Can you imagine how rich Adam and Eve would be right now if they would have held on to that Apple stock instead of eating it and incurring the wrath of God?
BELLE: Some of the servants aren’t handling the transition from furniture back to human very well.
BEAST: What do you mean?
LUMIÈRE, both hands on fire: Yeah, what do you mean?
Me: *trying to handle work crisis before I’m fully awake, phone binging with apology texts from various people*
Person on phone: I’m so sorry this landed in your lap. I missed it. They missed it. We all missed it. Now it’s your problem and…Are you…did you just…growl at me?

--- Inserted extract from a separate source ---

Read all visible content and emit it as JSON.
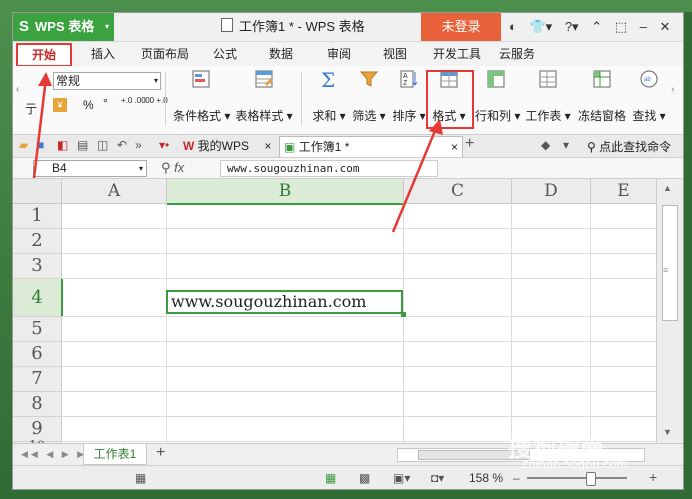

I took husb, an English man with an active interest in medieval history, to a ren faire once. I asked if he would dress up and he put on a t shirt with a sheep on it, and told me he was dressed as “the economic powerhouse of medieval Europe.”
5YO: Daddy, did you play Roblox as a kid?
8YO: *Interrupting* He didn’t have Roblox when he was kid. He would just play outside.
*Both start laughing*
Not to brag on my wife but she doubled our accidental death and dismemberment insurance when I bought a chainsaw.
Watching Grey’s Anatomy teaches me that if I’m really sad, I should walk slowly down a corridor to a Snow Patrol track.